Mix blatant bigotry with poor spelling. Add a dash of ALL CAPS. Top it off with a violent threat. And there you have it: A recipe for the worst of online comments, scourge of the Internet.

Blame anonymity, politicians, human nature. But a growing number of Web sites are reining in the Wild West of online commentary. Companies such as Google and the Huffington Post are trying everything from deploying moderators to forcing people to use their real names to try to restore civil discourse. Some sites, such as Popular Science, are banning comments altogether.

The efforts put sites in a delicate position. User comments add a lively, fresh feel to videos, stories and music. And, of course, the longer visitors stay to read the posts, and the more they come back, the more a site can charge for advertising.

What Web sites don’t want is the kind of off-putting nastiness that spewed forth under a recent CNN.com article about the Affordable Care Act.

“If it were up to me, you progressive libs destroying this country would be hanging from the gallows for treason. People are awakening though. If I were you, I’d be very afraid,” wrote someone using the name “JBlaze.”

YouTube, which is owned by Google, has long been home to some of the Internet’s most juvenile and grammatically incorrect comments. The site caused a stir last month when it began requiring people to log onto Google Plus to write a comment. Besides herding users to Google’s unified network, the company says the move is designed to raise the level of discourse in the conversations that play out under YouTube videos.

One such video, a Cheerios commercial featuring an interracial family, met with such a barrage of racist responses on YouTube in May that General Mills shut down comments on it altogether.

Nearly three-quarters of teens and young adults think people are more likely to use discriminatory language online or in text messages than in face to face conversations, according to a recent poll from the Associated Press-NORC Center for Public Affairs Research and MTV. The poll didn’t distinguish between anonymous comments and those with real identities attached.

The Huffington Post is also clamping down on vicious comments. The AOL-owned news site said it employs 40 human moderators who sift through readers’ posts for racism, homophobia, hate speech and the like. It also is chipping away at anonymous commenting. Previously, anyone could respond to an article posted on the site by creating an account, without tying it to an e-mail address. This fall, the Huffington Post began requiring people to verify their identity by connecting their accounts to an e-mail address, but that didn’t appear to be enough. The site now also asks commenters to log in using a verified Facebook account.

“We are reaching a place where the Internet is growing up,” said Jimmy Soni, managing editor of the Huffington Post. “These changes represent a maturing [online] environment.”

Newspapers are also turning toward regulated comments. Of the largest 137 U.S. newspapers — those with daily circulation above 50,000 — nearly 49 percent ban anonymous commenting, according to Arthur Santana, assistant communications professor at the University of Houston. Nearly 42 percent allow anonymity, while 9 percent do not have comments at all.

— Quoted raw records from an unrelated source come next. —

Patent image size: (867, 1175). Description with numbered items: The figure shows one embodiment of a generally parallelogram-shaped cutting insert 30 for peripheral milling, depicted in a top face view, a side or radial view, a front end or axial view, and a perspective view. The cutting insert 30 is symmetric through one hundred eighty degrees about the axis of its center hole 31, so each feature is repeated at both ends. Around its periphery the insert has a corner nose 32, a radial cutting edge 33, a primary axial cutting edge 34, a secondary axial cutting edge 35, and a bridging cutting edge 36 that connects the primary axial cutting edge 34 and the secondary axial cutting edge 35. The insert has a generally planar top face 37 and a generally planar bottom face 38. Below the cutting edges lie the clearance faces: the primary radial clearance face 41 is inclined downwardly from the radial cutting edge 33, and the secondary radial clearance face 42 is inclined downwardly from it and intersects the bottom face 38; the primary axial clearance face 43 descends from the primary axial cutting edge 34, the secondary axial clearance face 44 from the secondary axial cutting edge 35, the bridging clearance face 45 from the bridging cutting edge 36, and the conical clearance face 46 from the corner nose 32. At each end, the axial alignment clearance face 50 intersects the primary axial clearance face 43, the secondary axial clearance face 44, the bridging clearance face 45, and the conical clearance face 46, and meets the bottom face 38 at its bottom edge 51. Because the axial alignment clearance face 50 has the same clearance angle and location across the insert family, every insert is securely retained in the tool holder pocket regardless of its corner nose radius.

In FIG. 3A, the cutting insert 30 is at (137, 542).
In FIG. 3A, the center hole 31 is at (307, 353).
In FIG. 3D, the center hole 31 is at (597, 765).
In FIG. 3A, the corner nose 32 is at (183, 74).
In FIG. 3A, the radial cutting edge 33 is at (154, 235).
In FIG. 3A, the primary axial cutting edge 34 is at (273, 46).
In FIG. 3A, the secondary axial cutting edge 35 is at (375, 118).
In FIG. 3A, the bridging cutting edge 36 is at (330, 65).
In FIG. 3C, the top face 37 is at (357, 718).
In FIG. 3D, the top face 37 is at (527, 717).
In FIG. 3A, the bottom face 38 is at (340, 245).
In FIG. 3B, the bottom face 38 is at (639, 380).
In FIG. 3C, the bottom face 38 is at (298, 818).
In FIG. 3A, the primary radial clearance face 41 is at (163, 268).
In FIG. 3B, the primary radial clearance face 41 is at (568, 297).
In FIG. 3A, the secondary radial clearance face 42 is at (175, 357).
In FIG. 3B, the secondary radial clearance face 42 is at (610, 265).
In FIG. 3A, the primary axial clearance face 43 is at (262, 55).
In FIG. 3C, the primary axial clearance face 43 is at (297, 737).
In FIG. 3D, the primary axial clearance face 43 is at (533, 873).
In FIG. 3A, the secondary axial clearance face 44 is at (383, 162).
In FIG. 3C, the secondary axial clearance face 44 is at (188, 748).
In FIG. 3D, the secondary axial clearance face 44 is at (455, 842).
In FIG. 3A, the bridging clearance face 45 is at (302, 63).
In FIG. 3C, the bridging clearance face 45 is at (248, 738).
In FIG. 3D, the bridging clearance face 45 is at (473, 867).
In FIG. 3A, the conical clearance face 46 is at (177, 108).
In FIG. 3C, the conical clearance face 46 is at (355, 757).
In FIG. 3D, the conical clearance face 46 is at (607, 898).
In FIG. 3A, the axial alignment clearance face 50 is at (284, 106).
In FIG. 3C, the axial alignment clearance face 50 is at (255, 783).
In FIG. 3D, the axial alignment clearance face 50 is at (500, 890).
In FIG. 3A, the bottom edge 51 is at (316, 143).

Curbing anonymity doesn’t always help. Plenty of people are fine attaching their names and Facebook profiles to poorly spelled outbursts that live on long after their fury has passed.

In some cases, sites have gone further. Popular Science, the 141-year-old science and technology magazine, stopped allowing comments of any kind on its news articles in September.

While highlighting responses to articles about climate change and abortion, Popular Science online editor Suzanne LaBarre announced the change and explained in a blog post that comments can be “bad for science.”

Because “comments sections tend to be a grotesque reflection of the media culture surrounding them, the cynical work of undermining bedrock scientific doctrine is now being done beneath our own stories,” LaBarre wrote.